Cardholder Safe Key Rotation
Persistent card holder safe keys need to be rotated on a regular basis per PCI-DSS compliance. This is a shared responsbility between Strivve and the partner, with rotation of the environment key being Strivve's responsbility and rotation of the cardholder safe key(s) being the partners responsibility. It is also the responsibility of the partner to generate the initial cardholder key for each persistent card holder user. Strivve recommends cardholder safe keys be rotated every year due them not being directly subject to crypt analysis.
Ephemeral card holder safe keys are not subject to key rotation due to them eixisting only for the short duration of an ephemeral card holder user.
Password Keys
The password scheme used in the CardSavr service to authenticate non card holder users is based upon the strategy employed by Kerberos 5 in which the password can be converted to a signing key based upon shared information the user and the server know but which is not shared during the authentication. This type of scheme is known as a zero-knowledge proof means of proving one party knows a value, in this case the password. The key derived from the user password is used by the CardSavr application to sign material that is also known to both the application and the CardSavr API server, and provide this signature with the username during login. The material used is the integrator key of the client application. The open standard PBKDF2 algorithm is employed to generate the signing key using a hash of the user name as the salt and the plain text password to derive it from. The CardSavr API server has the password key stored from when the user was created or their password was changed to use in verification.

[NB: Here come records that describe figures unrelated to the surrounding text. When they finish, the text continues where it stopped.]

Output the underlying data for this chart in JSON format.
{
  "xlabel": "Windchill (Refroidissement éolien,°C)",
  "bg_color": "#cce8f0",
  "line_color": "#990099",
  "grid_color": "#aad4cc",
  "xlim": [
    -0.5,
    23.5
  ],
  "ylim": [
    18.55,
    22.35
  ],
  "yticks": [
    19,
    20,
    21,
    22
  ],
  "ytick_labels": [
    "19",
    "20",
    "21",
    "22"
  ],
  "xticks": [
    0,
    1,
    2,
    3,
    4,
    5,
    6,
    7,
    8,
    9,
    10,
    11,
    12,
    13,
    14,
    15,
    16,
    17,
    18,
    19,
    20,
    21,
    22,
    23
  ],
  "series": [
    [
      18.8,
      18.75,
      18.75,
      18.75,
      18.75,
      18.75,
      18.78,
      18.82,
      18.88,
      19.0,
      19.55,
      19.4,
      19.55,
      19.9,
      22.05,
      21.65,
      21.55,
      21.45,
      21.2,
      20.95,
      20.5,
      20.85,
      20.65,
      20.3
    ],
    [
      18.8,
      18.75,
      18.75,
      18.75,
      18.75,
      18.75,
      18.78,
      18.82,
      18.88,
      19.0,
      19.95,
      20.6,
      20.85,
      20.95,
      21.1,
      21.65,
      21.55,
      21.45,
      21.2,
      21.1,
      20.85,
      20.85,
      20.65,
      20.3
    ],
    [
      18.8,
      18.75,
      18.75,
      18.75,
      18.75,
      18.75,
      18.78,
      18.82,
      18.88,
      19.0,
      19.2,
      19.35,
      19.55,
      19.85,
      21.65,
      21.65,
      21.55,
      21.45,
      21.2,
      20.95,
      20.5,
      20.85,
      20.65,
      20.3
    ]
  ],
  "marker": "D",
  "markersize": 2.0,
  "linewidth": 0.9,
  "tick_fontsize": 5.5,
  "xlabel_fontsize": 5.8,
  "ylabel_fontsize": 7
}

Here is pseudo code of algorithm used to verify the authenticity of a user via a password: SigningKey = pbkdf2(SHA256, UserPassword, UserName, 5000Rounds, 256Bits); passwordProof = base64(HMAC-SHA256(SigningKey, ApplicationIntegratorKey);
The signing key and the passord proof must be generated by partner applications. The CardSavr API SDK takes care of this generation and signing process. Applications which direclty use the CardSavr REST API must perform these cryptographic operations per the CardSavr API reference documentation.
Password/Key Change
In order to maintain PCI-DSS compliance, all non card holder user passwords must be changed every 90 days. It is the responsibility of the partner to change the passwords and associated keys for all agent users using thier own mechanisms. For all person users, the CardSavr system will require them to change thier password after 90 days.
SDK Password Key Support
The CardSavr API SDK provides automatic passord proof signing process and password key generation methods. Applications which direclty use the CardSavr REST API must perform these cryptographic operations per the CardSavr API reference documentation.